Брендон наклонился вперед, так что свет бра полностью осветил его лицо, а потом сказал:

— В доме не было никакого мужчины, Джесси, тебе лучше забыть об этом.

Я чуть не рассказала ему о своих кольцах, но я так устала, к тому же боль усилилась, поэтому я промолчала. После его ухода я долго не могла заснуть — даже обезболивающие таблетки не помогли мне. Я думала о предстоящей завтра операции по пересадке кожи, но не настолько, насколько это можно было бы предположить. В основном я думала о моих кольцах, о следе на полу, который кроме меня больше никто не видел, и сможет ли он — оно — вернуться, чтобы все расставить на свои места. И, прежде чем заснуть, я решила, что вообще никакого следа и никакой жемчужной сережки не было. Я решила, что какой-нибудь полицейский нашел мои кольца, лежавшие на полу кабинета возле книжного шкафа, и взял их, а сейчас, возможно, они выставлены в витрине какого-нибудь ломбарда в Льюинстоне. Эта мысль должна была разозлить меня, но этого не произошло. Я чувствовала себя так, как в то утро, когда очнулась за рулем „мерседеса“ — переполненной невыразимым чувством благополучного освобождения и покоя.

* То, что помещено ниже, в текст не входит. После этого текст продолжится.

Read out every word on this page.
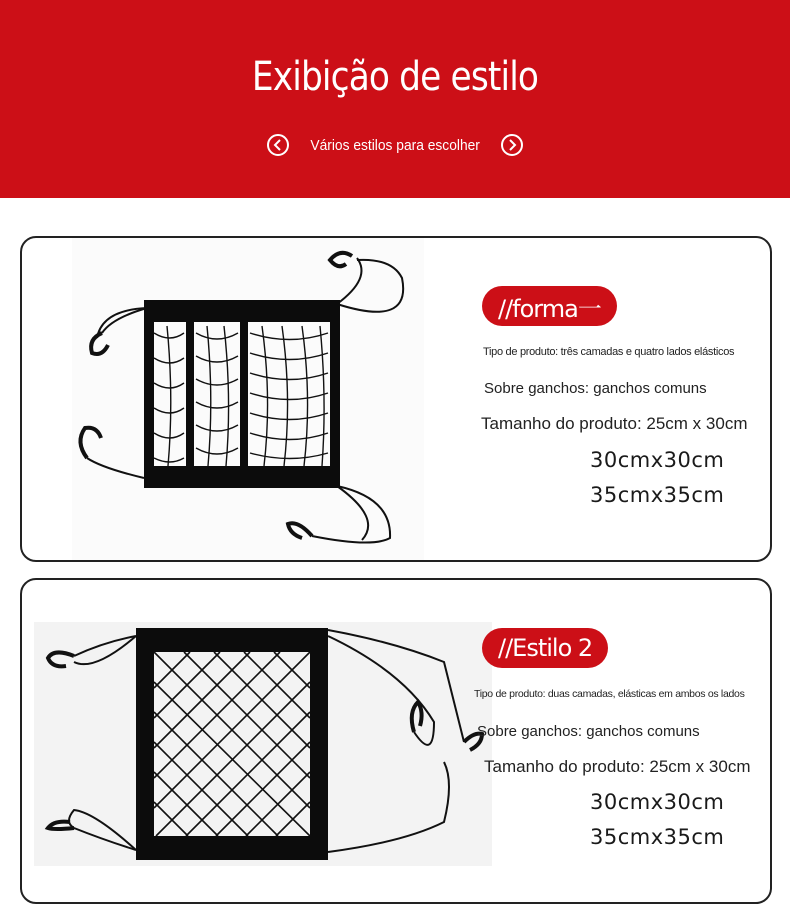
Exibição de estilo
Vários estilos para escolher
//forma一
Tipo de produto: três camadas e quatro lados elásticos
Sobre ganchos: ganchos comuns
Tamanho do produto: 25cm x 30cm
30cmx30cm
35cmx35cm
//Estilo 2
Tipo de produto: duas camadas, elásticas em ambos os lados
Sobre ganchos: ganchos comuns
Tamanho do produto: 25cm x 30cm
30cmx30cm
35cmx35cm
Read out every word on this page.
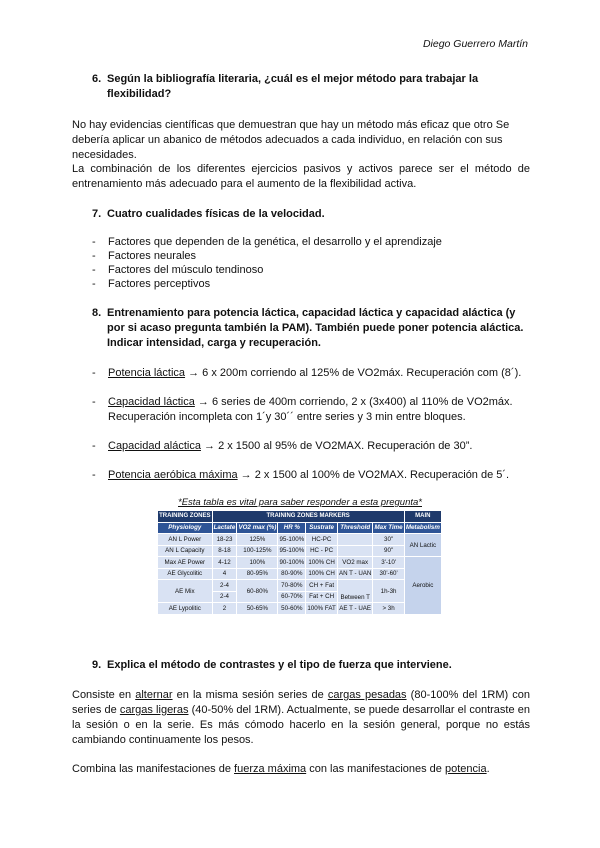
Diego Guerrero Martín
6. Según la bibliografía literaria, ¿cuál es el mejor método para trabajar la flexibilidad?
No hay evidencias científicas que demuestran que hay un método más eficaz que otro Se debería aplicar un abanico de métodos adecuados a cada individuo, en relación con sus necesidades.
La combinación de los diferentes ejercicios pasivos y activos parece ser el método de entrenamiento más adecuado para el aumento de la flexibilidad activa.
7. Cuatro cualidades físicas de la velocidad.
-	Factores que dependen de la genética, el desarrollo y el aprendizaje
-	Factores neurales
-	Factores del músculo tendinoso
-	Factores perceptivos
8. Entrenamiento para potencia láctica, capacidad láctica y capacidad aláctica (y por si acaso pregunta también la PAM). También puede poner potencia aláctica. Indicar intensidad, carga y recuperación.
-	Potencia láctica → 6 x 200m corriendo al 125% de VO2máx. Recuperación com (8´).
-	Capacidad láctica → 6 series de 400m corriendo, 2 x (3x400) al 110% de VO2máx. Recuperación incompleta con 1´y 30´´ entre series y 3 min entre bloques.
-	Capacidad aláctica → 2 x 1500 al 95% de VO2MAX. Recuperación de 30”.
-	Potencia aeróbica máxima → 2 x 1500 al 100% de VO2MAX. Recuperación de 5´.
*Esta tabla es vital para saber responder a esta pregunta*
TRAINING ZONES	TRAINING ZONES MARKERS						MAIN
Physiology	Lactate	VO2 max (%)	HR %	Sustrate	Threshold	Max Time	Metabolism
AN L Power	18-23	125%	95-100%	HC-PC		30"	AN Lactic
AN L Capacity	8-18	100-125%	95-100%	HC - PC		90"	
Max AE Power	4-12	100%	90-100%	100% CH	VO2 max	3'-10'	Aerobic
AE Glycolitic	4	80-95%	80-90%	100% CH	AN T - UAN	30'-60'	
AE Mix	2-4	60-80%	70-80%	CH + Fat	Between T	1h-3h	
	2-4		60-70%	Fat + CH			
AE Lypolitic	2	50-65%	50-60%	100% FAT	AE T - UAE	> 3h	
9. Explica el método de contrastes y el tipo de fuerza que interviene.
Consiste en alternar en la misma sesión series de cargas pesadas (80-100% del 1RM) con series de cargas ligeras (40-50% del 1RM). Actualmente, se puede desarrollar el contraste en la sesión o en la serie. Es más cómodo hacerlo en la sesión general, porque no estás cambiando continuamente los pesos.
Combina las manifestaciones de fuerza máxima con las manifestaciones de potencia.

Никакого незнакомца; никакого незнакомца нигде не было и нет. Просто нечистый на руку полисмен оглянулся, посмотрел, нет ли кого поблизости, хлоп — и кольца у него в кармане. Я вовсе не переживала из-за колец, да и сейчас не переживаю. В последние месяцы я все больше прихожу к убеждению, что люди носят кольца на пальцах, потому что общественное мнение не одобрило бы, если бы их носили в носу. Однако это неважно. Утро перешло в день, а день пролетает так быстро, к тому же сейчас не время обсуждать женские проблемы. Пора поговорить о Раймонде Эндрю Джуберте».

Джесси откинулась на стуле, закурила еще одну сигарету, не отдавая себе отчета в том, что кончик языка и так уже щиплет от избытка никотина, что голова болит, а почки протестуют против длительного сидения за машинкой. Протестуют очень энергично. В доме стояла мертвая тишина — эта тишина значила, что деятельная Мэган Лендис укатила в супермаркет или химчистку. Джесси была удивлена, что Мэгги уехала, так и не сделав хотя бы еще одной попытки оттащить ее от экрана факса. Затем она решила, что домработница поняла тщетность такой попытки. «Пусть она делает, что хочет», — наверняка подумала Мэгги. В конце концов для нее это только работа. Эта последняя мысль больно отдалась в сердце Джесси. На лестнице, ведущей вверх, скрипнула ступенька. Сигарета замерла в руке Джесси. — «Он вернулся, — выкрикнула Хозяюшка. — О, Джесси, он вернулся!»